Finally got a chance to try Celsius. Spot sprayed some of the weeds in the yard with my hand can pump up sprayer. Used half a tsp in one gallon so not the most accurate. Will order a digital scale for the next app.

Parts for the flex 21 should be here this week!


----------



## Sparton (Mar 20, 2019)

Got the parts in today for the flex. Rebuilt the carb and had my inaugural mow. What a butt kicking it was.


----------



## Sparton (Mar 20, 2019)

Got in my second mow with the toro. Gearbox still leaking and all. 




Look at those stripes. I'm proud of those.


----------



## Sparton (Mar 20, 2019)

Did a second spot spray of Celsius while we still have this nice cool front. 1/2 tsp with mso. 

Starting to see the Dallis grass yellow


----------



## Sparton (Mar 20, 2019)

Put in a lot of work in the yard this weekend. I've had a large trouble spot in the back yard along the entire backside of the house. It seems the back yard was seeded so I have no topsoil in the back what so ever just lovely red clay. Manually airated then spread 12 bags of topsoil. Red clay turns into brick so the common Bermuda can't tack down and create roots. 

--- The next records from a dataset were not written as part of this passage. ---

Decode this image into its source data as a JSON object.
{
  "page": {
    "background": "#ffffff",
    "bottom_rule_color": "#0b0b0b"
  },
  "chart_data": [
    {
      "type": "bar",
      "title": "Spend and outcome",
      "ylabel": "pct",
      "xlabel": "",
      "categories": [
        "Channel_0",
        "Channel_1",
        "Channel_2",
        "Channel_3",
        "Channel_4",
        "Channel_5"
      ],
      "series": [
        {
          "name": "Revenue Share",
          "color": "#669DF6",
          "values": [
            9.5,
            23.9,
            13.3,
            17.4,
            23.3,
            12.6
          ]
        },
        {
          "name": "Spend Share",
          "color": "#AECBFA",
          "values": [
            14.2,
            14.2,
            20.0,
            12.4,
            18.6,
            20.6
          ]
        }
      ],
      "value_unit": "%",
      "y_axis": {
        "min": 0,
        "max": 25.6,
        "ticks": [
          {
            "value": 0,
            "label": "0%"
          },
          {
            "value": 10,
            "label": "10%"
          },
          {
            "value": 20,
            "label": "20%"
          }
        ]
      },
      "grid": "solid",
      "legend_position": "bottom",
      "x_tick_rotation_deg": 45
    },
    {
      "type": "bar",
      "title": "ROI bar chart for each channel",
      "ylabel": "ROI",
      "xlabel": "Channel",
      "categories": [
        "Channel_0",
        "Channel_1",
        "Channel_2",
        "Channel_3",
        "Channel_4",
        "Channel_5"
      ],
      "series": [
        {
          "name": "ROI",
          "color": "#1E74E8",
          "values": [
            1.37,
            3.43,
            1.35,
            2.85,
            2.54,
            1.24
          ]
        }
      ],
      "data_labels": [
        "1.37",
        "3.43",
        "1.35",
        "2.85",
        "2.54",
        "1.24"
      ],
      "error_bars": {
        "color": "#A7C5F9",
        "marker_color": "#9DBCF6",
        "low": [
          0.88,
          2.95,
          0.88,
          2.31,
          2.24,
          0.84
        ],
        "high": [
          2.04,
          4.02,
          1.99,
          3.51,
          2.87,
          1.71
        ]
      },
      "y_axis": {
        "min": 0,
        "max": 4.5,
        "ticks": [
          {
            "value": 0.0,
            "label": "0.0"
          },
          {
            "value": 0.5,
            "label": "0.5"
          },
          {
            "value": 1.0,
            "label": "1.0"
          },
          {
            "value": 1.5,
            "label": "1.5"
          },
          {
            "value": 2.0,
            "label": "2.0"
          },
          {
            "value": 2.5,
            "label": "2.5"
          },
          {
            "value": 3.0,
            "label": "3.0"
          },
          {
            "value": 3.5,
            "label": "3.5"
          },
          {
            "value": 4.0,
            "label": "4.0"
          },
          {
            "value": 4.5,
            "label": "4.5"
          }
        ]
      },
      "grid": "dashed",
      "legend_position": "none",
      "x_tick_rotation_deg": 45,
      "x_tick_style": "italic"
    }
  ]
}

After finishing all that I decided to do a hoc reset. Went as low as the high hoc bars will allow.


----------



## Sparton (Mar 20, 2019)

7-29 put down 1/2 pound of n in the front yard. Full pound in the back.


----------



## Sparton (Mar 20, 2019)

Tried to have a little gender reveal tonight. FYI a greensmaster will just push a balloon not pop it.


----------



## Bmossin (May 31, 2018)

That looks Pink...CONGRATS...I have been blessed with three girls...it is awesome!


----------



## Sparton (Mar 20, 2019)

@Bmossin thanks man I'm sure this is payback for my teenage years lol. We're really excited to become parents


----------



## Batsonbe (May 9, 2019)

Congratulations on the baby


----------



## Sparton (Mar 20, 2019)

Fertilized the lawn at .5 n per M. Finally got ahold of some real fertilizer last weekend at site one in Tyler. Sadly I knew more about what they were selling then the counter guys did. Anyways this is the beginning of me spoon feeding the yard some 21-0-0


----------



## Sparton (Mar 20, 2019)

Put down a 1/2 lb of nitrogen tonight. Got finished not 5 minuets before a 1/4 inch of rain


----------



## Sparton (Mar 20, 2019)

Put down pre emergent at the 3 month rate.


----------